Exercise and sex are two surprising triggers for sneezing. Kao believes that during hyperventilation the mucous membranes in your mouth and nose begin to dry up. In response, your nose may begin to drip and trigger a sneeze.6 Sex stimulates the parasympathetic nervous system that may trigger signals during orgasm, resulting in sneezing.
It is not uncommon to sneeze more than once, or several times in succession. Dr. Marjorie Slankard, director of the allergy clinic at Columbia-New York Presbyterian Medical Center, believes the reason you may sneeze multiple times is related to the reason you started sneezing in the first place.7 In other words, sometimes it takes two, three or even four sneezes to rid your nasal cavity of what irritates it.
Researchers have found evidence that sneezing may be a natural way your nose and brain “reboot” in much the same way your computer reboots after Microsoft Windows’ infamous blue screen of death.8 Biochemical signals regulate the beating of microscopic ciliary hairs that line your nasal cavity triggering a sneeze and literally resetting the environment within your nasal cavity to near normal conditions.9
Data suggests that those who suffer chronic sinusitis may have limited ability to clear their nasal cavity despite the outward appearance of a “normal” sneeze. Researcher Dr. Noam Cohen, from the department of otorhinolaryngology head and neck surgery at the University of Pennsylvania, was involved in the study and commented on how a better understanding of effective sneezing may improve quality of life, saying:10
"While sinusitis rarely leads to death, it has a tremendous impact on quality of life, with the majority of symptoms coming from poor clearance of mucus. By understanding the process by which patients with sinusitis do not clear mucus from their nose and sinuses, we can try to develop new strategies to compensate for their poor mucus clearance and improve their quality of life."
Superstitions Are Something to Sneeze Over
There are many superstitions surrounding sneezing that have developed over years and many cultures. For instance, it is not true that your heart stops during a sneeze.11 Instead, your chest contracts and your blood flow may be constricted, changing the rhythm of your heartbeat, but the heart definitely doesn’t stop.

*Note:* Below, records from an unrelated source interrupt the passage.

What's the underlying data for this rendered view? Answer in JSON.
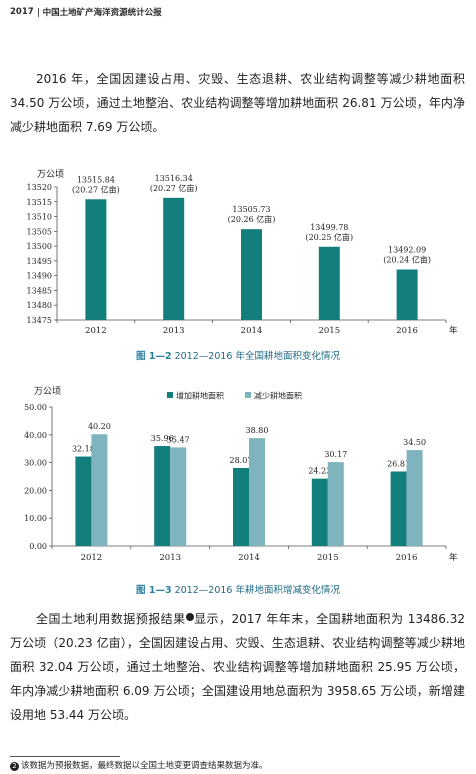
{
  "header": {
    "year": "2017",
    "title": "中国土地矿产海洋资源统计公报"
  },
  "paragraph1": "2016 年，全国因建设占用、灾毁、生态退耕、农业结构调整等减少耕地面积 34.50 万公顷，通过土地整治、农业结构调整等增加耕地面积 26.81 万公顷，年内净减少耕地面积 7.69 万公顷。",
  "figure1": {
    "caption_num": "图 1—2",
    "caption_text": "2012—2016 年全国耕地面积变化情况",
    "color": "#137f7d",
    "chart_data": {
      "type": "bar",
      "ylabel": "万公顷",
      "xunit": "年",
      "categories": [
        "2012",
        "2013",
        "2014",
        "2015",
        "2016"
      ],
      "values": [
        13515.84,
        13516.34,
        13505.73,
        13499.78,
        13492.09
      ],
      "value_labels": [
        "13515.84",
        "13516.34",
        "13505.73",
        "13499.78",
        "13492.09"
      ],
      "sub_labels": [
        "(20.27 亿亩)",
        "(20.27 亿亩)",
        "(20.26 亿亩)",
        "(20.25 亿亩)",
        "(20.24 亿亩)"
      ],
      "ylim": [
        13475,
        13520
      ],
      "yticks": [
        "13520",
        "13515",
        "13510",
        "13505",
        "13500",
        "13495",
        "13490",
        "13485",
        "13480",
        "13475"
      ]
    }
  },
  "figure2": {
    "caption_num": "图 1—3",
    "caption_text": "2012—2016 年耕地面积增减变化情况",
    "chart_data": {
      "type": "bar",
      "ylabel": "万公顷",
      "xunit": "年",
      "categories": [
        "2012",
        "2013",
        "2014",
        "2015",
        "2016"
      ],
      "series": [
        {
          "name": "增加耕地面积",
          "color": "#137f7d",
          "values": [
            32.18,
            35.96,
            28.07,
            24.23,
            26.81
          ],
          "labels": [
            "32.18",
            "35.96",
            "28.07",
            "24.23",
            "26.81"
          ]
        },
        {
          "name": "减少耕地面积",
          "color": "#7fb3bd",
          "values": [
            40.2,
            35.47,
            38.8,
            30.17,
            34.5
          ],
          "labels": [
            "40.20",
            "35.47",
            "38.80",
            "30.17",
            "34.50"
          ]
        }
      ],
      "ylim": [
        0,
        50
      ],
      "yticks": [
        "50.00",
        "40.00",
        "30.00",
        "20.00",
        "10.00",
        "0.00"
      ],
      "legend": "top"
    }
  },
  "paragraph2": {
    "before_note": "全国土地利用数据预报结果",
    "note_mark": "❷",
    "after_note": "显示，2017 年年末，全国耕地面积为 13486.32 万公顷（20.23 亿亩），全国因建设占用、灾毁、生态退耕、农业结构调整等减少耕地面积 32.04 万公顷，通过土地整治、农业结构调整等增加耕地面积 25.95 万公顷，年内净减少耕地面积 6.09 万公顷；全国建设用地总面积为 3958.65 万公顷，新增建设用地 53.44 万公顷。"
  },
  "footnote": {
    "mark": "❷",
    "text": "该数据为预报数据，最终数据以全国土地变更调查结果数据为准。"
  }
}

During a sneeze your eyes involuntarily close, giving rise to the superstition that your eyes will pop out of your head if your lids are not closed tightly during a sneeze.12 Despite the discomfort closing your eyes may elicit while driving, there is nothing you can do to keep your eyes open while sneezing, much like the involuntary reflex you have when the doctor taps the tendon under your knee cap.
Kao points out that while blood pressure in the eye may increase slightly during a sneeze, it is not nearly enough to cause the orb to pop out of your head.13 Other myths about sneezing include if your cat sneezes it’s going to rain, or when you sneeze either people are coming to visit your home or someone is thinking about you.14 Decades ago British nurses believed that babies were under a fairy spell until their first sneeze, and in Tonga, when a child sneezes it means bad fortune for the family.